Few are brave enough to enter this shopping centre in Reading.
As the multi-million transformation of the nearby railway station is unveiled, this building just around the corner is being taken over by "zombies".
The Mall, in Garrard Street, now looks more like a scene from a horror film, with actors playing the living dead crawling out from disused shops, staircases and public toilets.
It is due to be demolished, as part of the Station Hill project, but no date for this has yet been set.
So in the meantime, the zombies are inviting those brave enough to take them on.
Lee Fields, who runs Zed Events and organises the event in Berkshire, said they had held their first zombie survival experience two weeks ago and people from "all walks of life" have been booking it.

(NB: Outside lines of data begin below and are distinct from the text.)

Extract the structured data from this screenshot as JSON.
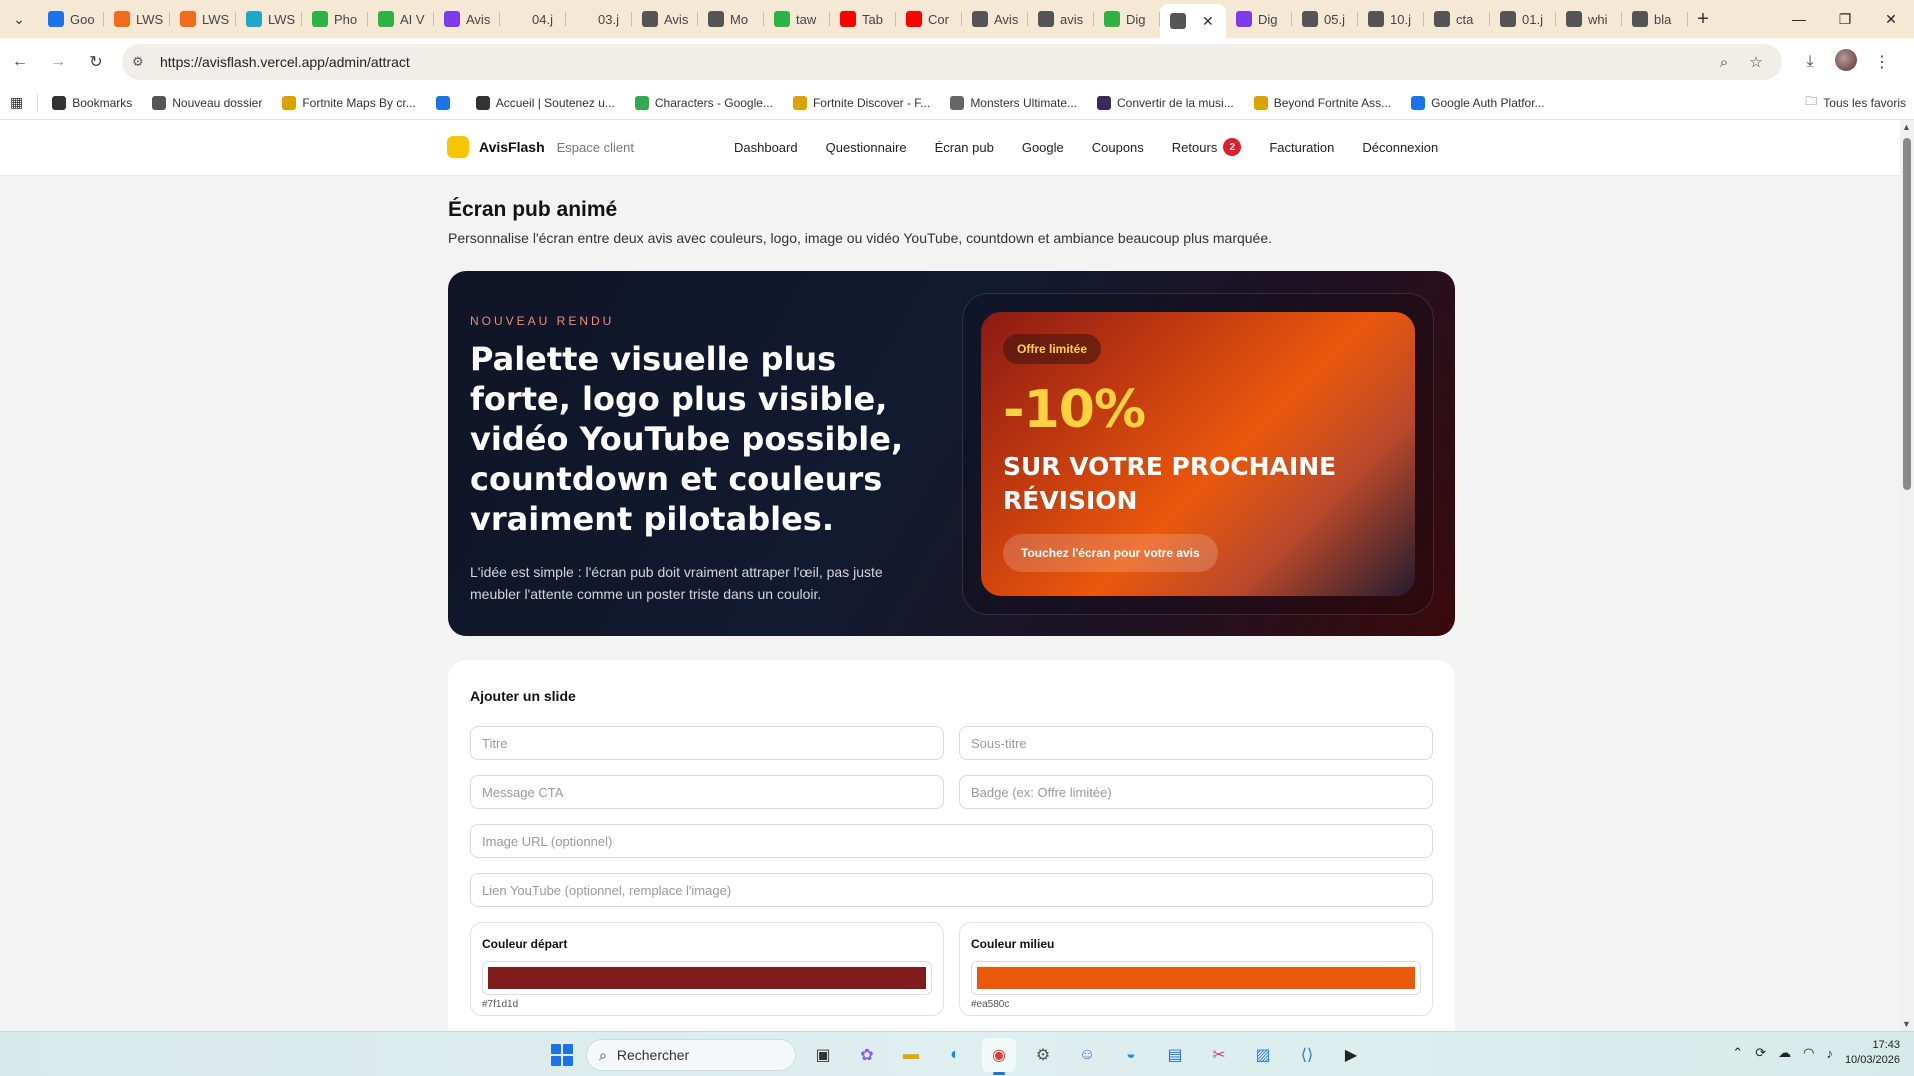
{
  "browser": {
    "tabs": [
      {
        "label": "Goo",
        "icon": "google-shield-icon",
        "color": "#1a73e8"
      },
      {
        "label": "LWS",
        "icon": "lws-icon",
        "color": "#f26b1d"
      },
      {
        "label": "LWS",
        "icon": "lws-icon",
        "color": "#f26b1d"
      },
      {
        "label": "LWS",
        "icon": "lws-cloud-icon",
        "color": "#1fa6c9"
      },
      {
        "label": "Pho",
        "icon": "lightning-icon",
        "color": "#2fb344"
      },
      {
        "label": "AI V",
        "icon": "lightning-icon",
        "color": "#2fb344"
      },
      {
        "label": "Avis",
        "icon": "grid-icon",
        "color": "#7c3aed"
      },
      {
        "label": "04.j",
        "icon": "blank-icon",
        "color": "#f5e9d6"
      },
      {
        "label": "03.j",
        "icon": "blank-icon",
        "color": "#f5e9d6"
      },
      {
        "label": "Avis",
        "icon": "globe-icon",
        "color": "#555555"
      },
      {
        "label": "Mo",
        "icon": "gear-icon",
        "color": "#555555"
      },
      {
        "label": "taw",
        "icon": "leaf-icon",
        "color": "#2fb344"
      },
      {
        "label": "Tab",
        "icon": "youtube-icon",
        "color": "#ff0000"
      },
      {
        "label": "Cor",
        "icon": "youtube-icon",
        "color": "#ff0000"
      },
      {
        "label": "Avis",
        "icon": "globe-icon",
        "color": "#555555"
      },
      {
        "label": "avis",
        "icon": "globe-icon",
        "color": "#555555"
      },
      {
        "label": "Dig",
        "icon": "lightning-icon",
        "color": "#2fb344"
      },
      {
        "label": "",
        "icon": "globe-icon",
        "color": "#555555",
        "active": true
      },
      {
        "label": "Dig",
        "icon": "grid-icon",
        "color": "#7c3aed"
      },
      {
        "label": "05.j",
        "icon": "globe-icon",
        "color": "#555555"
      },
      {
        "label": "10.j",
        "icon": "globe-icon",
        "color": "#555555"
      },
      {
        "label": "cta",
        "icon": "globe-icon",
        "color": "#555555"
      },
      {
        "label": "01.j",
        "icon": "globe-icon",
        "color": "#555555"
      },
      {
        "label": "whi",
        "icon": "globe-icon",
        "color": "#555555"
      },
      {
        "label": "bla",
        "icon": "globe-icon",
        "color": "#555555"
      }
    ],
    "url": "https://avisflash.vercel.app/admin/attract",
    "bookmarks": [
      {
        "label": "Bookmarks",
        "icon": "star-icon"
      },
      {
        "label": "Nouveau dossier",
        "icon": "folder-icon"
      },
      {
        "label": "Fortnite Maps By cr...",
        "icon": "fortnite-icon"
      },
      {
        "label": "",
        "icon": "shield-icon"
      },
      {
        "label": "Accueil | Soutenez u...",
        "icon": "book-icon"
      },
      {
        "label": "Characters - Google...",
        "icon": "drive-icon"
      },
      {
        "label": "Fortnite Discover - F...",
        "icon": "fortnite-icon"
      },
      {
        "label": "Monsters Ultimate...",
        "icon": "monster-icon"
      },
      {
        "label": "Convertir de la musi...",
        "icon": "music-icon"
      },
      {
        "label": "Beyond Fortnite Ass...",
        "icon": "fortnite-icon"
      },
      {
        "label": "Google Auth Platfor...",
        "icon": "google-shield-icon"
      }
    ],
    "all_bookmarks": "Tous les favoris"
  },
  "site": {
    "brand": "AvisFlash",
    "brand_sub": "Espace client",
    "nav": [
      "Dashboard",
      "Questionnaire",
      "Écran pub",
      "Google",
      "Coupons",
      "Retours",
      "Facturation",
      "Déconnexion"
    ],
    "returns_badge": "2"
  },
  "page": {
    "title": "Écran pub animé",
    "description": "Personnalise l'écran entre deux avis avec couleurs, logo, image ou vidéo YouTube, countdown et ambiance beaucoup plus marquée."
  },
  "hero": {
    "kicker": "NOUVEAU RENDU",
    "title": "Palette visuelle plus forte, logo plus visible, vidéo YouTube possible, countdown et couleurs vraiment pilotables.",
    "text": "L'idée est simple : l'écran pub doit vraiment attraper l'œil, pas juste meubler l'attente comme un poster triste dans un couloir.",
    "preview": {
      "badge": "Offre limitée",
      "title": "-10%",
      "subtitle": "SUR VOTRE PROCHAINE RÉVISION",
      "cta": "Touchez l'écran pour votre avis"
    }
  },
  "form": {
    "title": "Ajouter un slide",
    "placeholders": {
      "title": "Titre",
      "subtitle": "Sous-titre",
      "cta": "Message CTA",
      "badge": "Badge (ex: Offre limitée)",
      "image": "Image URL (optionnel)",
      "youtube": "Lien YouTube (optionnel, remplace l'image)"
    },
    "colors": [
      {
        "label": "Couleur départ",
        "value": "#7f1d1d"
      },
      {
        "label": "Couleur milieu",
        "value": "#ea580c"
      }
    ]
  },
  "taskbar": {
    "search": "Rechercher",
    "time": "17:43",
    "date": "10/03/2026"
  }
}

"Pretty much everyone likes a good scare, so the show draws anyone in that love a good horror movie or have gone on a scary fairground ride," he said.
"All our zombies are professionals that take it very seriously.

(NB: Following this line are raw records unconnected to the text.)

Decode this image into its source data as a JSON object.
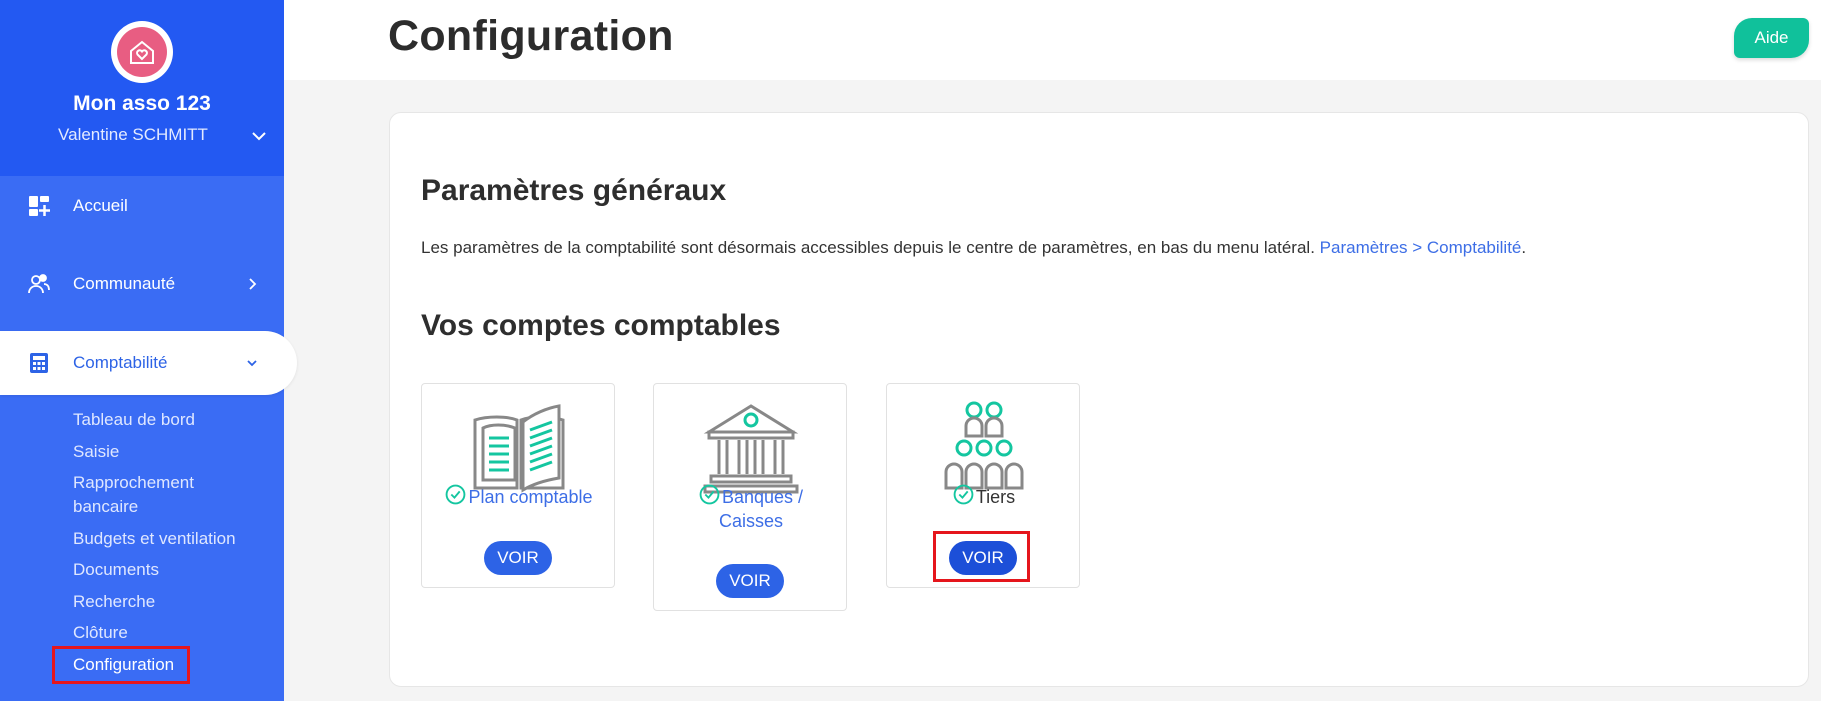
{
  "sidebar": {
    "org_name": "Mon asso 123",
    "user_name": "Valentine SCHMITT",
    "nav": [
      {
        "label": "Accueil",
        "icon": "dashboard-icon"
      },
      {
        "label": "Communauté",
        "icon": "community-icon"
      },
      {
        "label": "Comptabilité",
        "icon": "calculator-icon"
      }
    ],
    "sub_items": [
      "Tableau de bord",
      "Saisie",
      "Rapprochement",
      "bancaire",
      "Budgets et ventilation",
      "Documents",
      "Recherche",
      "Clôture",
      "Configuration"
    ]
  },
  "header": {
    "title": "Configuration",
    "help_label": "Aide"
  },
  "main": {
    "general_title": "Paramètres généraux",
    "info_text": "Les paramètres de la comptabilité sont désormais accessibles depuis le centre de paramètres, en bas du menu latéral. ",
    "info_link": "Paramètres > Comptabilité",
    "info_end": ".",
    "accounts_title": "Vos comptes comptables",
    "tiles": [
      {
        "label": "Plan comptable",
        "button": "VOIR",
        "icon": "book-icon"
      },
      {
        "label_line1": "Banques /",
        "label_line2": "Caisses",
        "button": "VOIR",
        "icon": "bank-icon"
      },
      {
        "label": "Tiers",
        "button": "VOIR",
        "icon": "people-group-icon"
      }
    ]
  },
  "colors": {
    "sidebar": "#3a6cf4",
    "sidebar_head": "#2359f2",
    "accent_blue": "#2d63e6",
    "teal": "#14c6a0",
    "help_green": "#10c19b",
    "highlight_red": "#e5161c"
  }
}
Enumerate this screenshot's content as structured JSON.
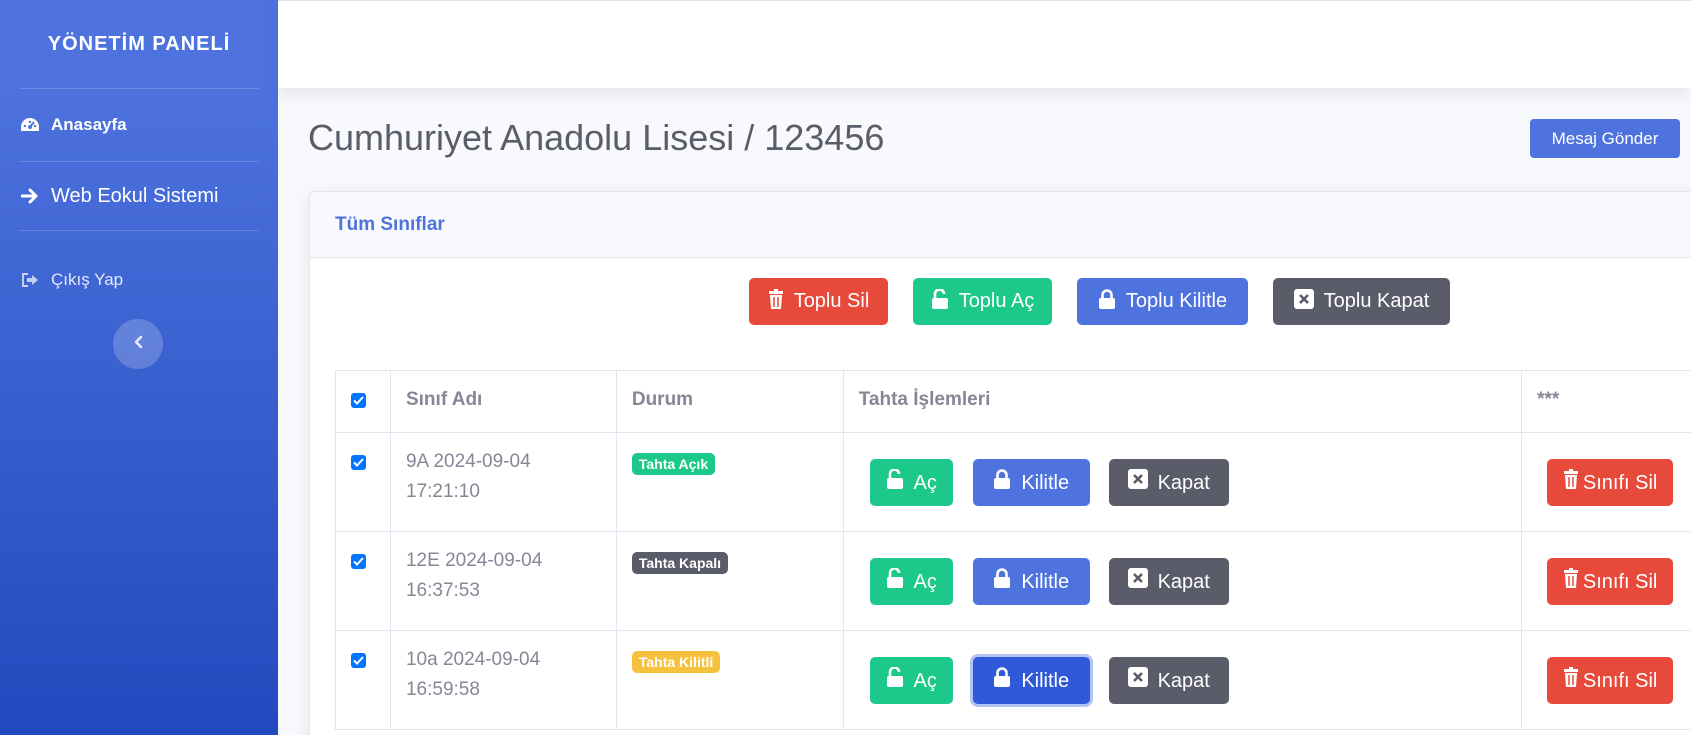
{
  "sidebar": {
    "brand": "YÖNETİM PANELİ",
    "items": [
      {
        "label": "Anasayfa",
        "icon": "tachometer-icon"
      },
      {
        "label": "Web Eokul Sistemi",
        "icon": "arrow-right-icon"
      },
      {
        "label": "Çıkış Yap",
        "icon": "sign-out-icon"
      }
    ],
    "toggle_icon": "chevron-left-icon"
  },
  "page": {
    "title": "Cumhuriyet Anadolu Lisesi / 123456",
    "message_button": "Mesaj Gönder"
  },
  "card": {
    "header": "Tüm Sınıflar",
    "bulk": {
      "delete": "Toplu Sil",
      "open": "Toplu Aç",
      "lock": "Toplu Kilitle",
      "close": "Toplu Kapat"
    }
  },
  "table": {
    "headers": [
      "Sınıf Adı",
      "Durum",
      "Tahta İşlemleri",
      "***"
    ],
    "actions": {
      "open": "Aç",
      "lock": "Kilitle",
      "close": "Kapat",
      "delete": "Sınıfı Sil"
    },
    "rows": [
      {
        "name_line1": "9A 2024-09-04",
        "name_line2": "17:21:10",
        "status": "Tahta Açık"
      },
      {
        "name_line1": "12E 2024-09-04",
        "name_line2": "16:37:53",
        "status": "Tahta Kapalı"
      },
      {
        "name_line1": "10a 2024-09-04",
        "name_line2": "16:59:58",
        "status": "Tahta Kilitli"
      }
    ]
  },
  "colors": {
    "primary": "#4e73df",
    "success": "#1cc88a",
    "danger": "#e74a3b",
    "dark": "#5a5c69",
    "warning": "#f6c23e"
  }
}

"They really know how to get inside people's heads.
"Many of them are involved in similar events or are special effects make-up artists working in film or TV."
The idea of making good use out of otherwise empty buildings has been backed by business groups.
The proportion of shops in Britain lying empty hit a new record of 14.6% in February, according to figures compiled by the Local Data Company.
"It's good to see an enterprising business take the opportunity of using The Mall in this way before it is demolished," said Reading Chamber of Commerce's business manager.
"At the same time it's providing a fun experience for both Reading residents and corporate events."
Similarly, a closed down pub in the town's Market Place is now inhabited by arts charity Jelly, which uses the space to showcase local arts and crafts.
Back in the world of the undead, groups of people can now book the shopping centre for the four-hour sessions, which run on Saturdays twice a month.
Each session starts with a briefing by the "Police Special Zombie Bashing Unit", which hands out airsoft "guns" and participants are not allowed to bring their own weapons.
For up to two-and-half hours, zombie fighters take part in a movie-like scenario which unfolds in real time.
They have to try their best to stay alive in gun battles and try to outwit the zombies.
However, nobody gets hurt.
Mr Fields said safety was their "number one concern" but added they had times when frightened participants had to be rescued.
"Fear affects people in different ways and often can be quite surprising who are the ones that buckle," he said.
"I have seen grown men break down while their girlfriends soldier on."